"I tell you," he said, determined to believe it, "that you are the very bath of my tired spirit."
"How kind you are!" she said. "You're as kind to me as if you were my brother. Sometimes I think you are rather like my brother. I never had a brother, but you're very like, I think, the one I would have had if I had had one." She warmed to the idea. "I feel as if my brother—" she said, preparing to launch into enthusiasm; but he interrupted her by getting up.
"It seems waste," he said, reaching for his hat, "to talk about your brother, as you've never had him. Shall we go?"

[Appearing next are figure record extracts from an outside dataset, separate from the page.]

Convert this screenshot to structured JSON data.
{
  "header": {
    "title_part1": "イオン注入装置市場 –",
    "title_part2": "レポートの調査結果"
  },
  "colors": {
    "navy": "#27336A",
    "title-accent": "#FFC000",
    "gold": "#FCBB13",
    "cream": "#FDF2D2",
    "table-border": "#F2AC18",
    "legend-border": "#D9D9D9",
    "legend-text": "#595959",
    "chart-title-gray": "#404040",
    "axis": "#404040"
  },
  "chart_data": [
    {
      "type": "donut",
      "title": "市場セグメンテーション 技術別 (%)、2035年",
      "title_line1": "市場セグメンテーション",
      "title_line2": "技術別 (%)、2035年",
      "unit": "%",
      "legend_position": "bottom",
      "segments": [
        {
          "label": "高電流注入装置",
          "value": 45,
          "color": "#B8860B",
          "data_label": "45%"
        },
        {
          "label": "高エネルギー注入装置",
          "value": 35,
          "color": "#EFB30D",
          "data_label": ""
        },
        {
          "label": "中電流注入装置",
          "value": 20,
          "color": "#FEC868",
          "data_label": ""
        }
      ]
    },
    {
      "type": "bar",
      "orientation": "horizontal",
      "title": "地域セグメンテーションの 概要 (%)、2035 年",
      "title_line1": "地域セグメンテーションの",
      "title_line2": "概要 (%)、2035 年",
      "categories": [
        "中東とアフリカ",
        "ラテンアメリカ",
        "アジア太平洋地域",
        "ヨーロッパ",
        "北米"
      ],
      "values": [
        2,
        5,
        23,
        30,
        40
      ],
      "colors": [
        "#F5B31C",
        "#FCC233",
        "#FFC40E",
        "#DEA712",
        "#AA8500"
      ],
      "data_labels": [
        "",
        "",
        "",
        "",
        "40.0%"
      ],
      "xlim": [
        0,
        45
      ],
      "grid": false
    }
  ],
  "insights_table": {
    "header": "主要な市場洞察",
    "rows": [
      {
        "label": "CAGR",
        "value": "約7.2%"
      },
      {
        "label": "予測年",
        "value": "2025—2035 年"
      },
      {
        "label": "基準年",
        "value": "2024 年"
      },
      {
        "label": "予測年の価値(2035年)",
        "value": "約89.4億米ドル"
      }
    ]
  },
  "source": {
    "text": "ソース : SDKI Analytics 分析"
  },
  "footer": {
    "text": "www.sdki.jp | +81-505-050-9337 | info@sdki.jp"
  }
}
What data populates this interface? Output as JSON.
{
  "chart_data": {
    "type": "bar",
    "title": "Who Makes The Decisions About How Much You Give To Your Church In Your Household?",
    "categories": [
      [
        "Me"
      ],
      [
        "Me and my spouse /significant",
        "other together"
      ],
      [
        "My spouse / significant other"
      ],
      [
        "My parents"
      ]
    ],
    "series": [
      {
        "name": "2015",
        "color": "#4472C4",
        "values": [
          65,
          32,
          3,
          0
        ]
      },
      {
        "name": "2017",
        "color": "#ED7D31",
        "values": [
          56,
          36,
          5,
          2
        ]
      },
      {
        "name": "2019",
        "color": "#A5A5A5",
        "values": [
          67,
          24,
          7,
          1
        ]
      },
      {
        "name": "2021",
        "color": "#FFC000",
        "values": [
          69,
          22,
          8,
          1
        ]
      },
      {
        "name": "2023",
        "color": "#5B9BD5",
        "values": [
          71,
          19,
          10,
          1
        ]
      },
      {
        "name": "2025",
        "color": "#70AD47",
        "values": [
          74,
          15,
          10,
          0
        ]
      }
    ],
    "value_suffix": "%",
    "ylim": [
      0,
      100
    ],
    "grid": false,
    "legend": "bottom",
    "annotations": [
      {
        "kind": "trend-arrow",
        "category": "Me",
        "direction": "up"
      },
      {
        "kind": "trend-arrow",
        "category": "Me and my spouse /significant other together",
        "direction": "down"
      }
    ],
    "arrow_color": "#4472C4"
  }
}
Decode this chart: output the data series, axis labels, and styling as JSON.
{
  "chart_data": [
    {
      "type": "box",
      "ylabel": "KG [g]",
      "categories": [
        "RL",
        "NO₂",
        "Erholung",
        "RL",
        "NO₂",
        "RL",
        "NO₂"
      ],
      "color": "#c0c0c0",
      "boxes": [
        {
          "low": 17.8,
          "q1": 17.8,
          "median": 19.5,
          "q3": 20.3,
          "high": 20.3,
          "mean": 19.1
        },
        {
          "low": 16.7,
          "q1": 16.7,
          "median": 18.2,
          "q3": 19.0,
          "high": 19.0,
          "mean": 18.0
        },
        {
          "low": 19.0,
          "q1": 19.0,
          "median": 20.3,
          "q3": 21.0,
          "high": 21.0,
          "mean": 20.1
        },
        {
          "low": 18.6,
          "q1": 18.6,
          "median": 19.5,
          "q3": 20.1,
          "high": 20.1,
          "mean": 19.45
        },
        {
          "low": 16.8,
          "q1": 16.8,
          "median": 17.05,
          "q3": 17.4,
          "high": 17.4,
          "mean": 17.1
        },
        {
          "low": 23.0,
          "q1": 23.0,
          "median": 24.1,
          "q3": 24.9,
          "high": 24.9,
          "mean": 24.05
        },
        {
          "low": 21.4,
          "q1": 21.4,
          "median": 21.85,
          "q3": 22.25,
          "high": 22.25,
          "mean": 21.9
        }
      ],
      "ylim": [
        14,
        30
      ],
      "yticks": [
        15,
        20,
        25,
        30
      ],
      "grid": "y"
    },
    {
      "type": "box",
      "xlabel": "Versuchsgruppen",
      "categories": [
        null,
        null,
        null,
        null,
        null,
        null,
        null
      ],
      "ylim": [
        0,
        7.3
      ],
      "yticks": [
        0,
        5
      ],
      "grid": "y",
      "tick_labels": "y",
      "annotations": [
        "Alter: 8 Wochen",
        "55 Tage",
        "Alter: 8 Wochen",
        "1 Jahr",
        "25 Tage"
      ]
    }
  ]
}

She jumped up at once with the air of one released. He himself could not any longer endure the tea-room or he would have stayed in it. Gloomily he went out with her into the streets again and noted that if anything she seemed more active and eager than before—thoroughly, indeed, rested and refreshed. Gloomily he realised during the next hour or two that she had an eye for buildings, and that they were always the wrong ones. Gloomily he discovered an odd liking in her for anything, however bad, that was wrought in iron. He could not get her past some of the iron gates of the palaces. He hated bad gates. Without experience she could not compare and did not select, and her interest was all-embracing, indiscriminating as a child's. He took pains to avoid the Piazza del Duomo, but by some accident of a twisting street and a momentary inattentiveness he did find himself at last, after much walking as he had thought away from it, all of a sudden facing it. Urging her on by her elbow he hurried her nervously across it, hoping she would not see the Cathedral; but the Cathedral being difficult not to see she did see it, and remained, as he had feared she would, rooted.
"Ingeborg," he exclaimed, "if you tell me you like that—"
"Oh, let me look, let me look," she cried, holding his sleeve while he tried to get her away. "It's so funny—it's so different—"
"Ingeborg—" he almost begged; but from its outside to its inside was an inevitable step, and that she should gasp on first getting in seemed also, after she had done it, inevitable.
Ingram found himself sight-seeing; looking at windows; following her down vaults; towed by beadles. He rubbed his hand violently over his hair.
"But this is intolerable!" he cried aloud to himself. "I shall go mad—"
And he strode after her and caught her arm just as she was disappearing over the brim of the crypt.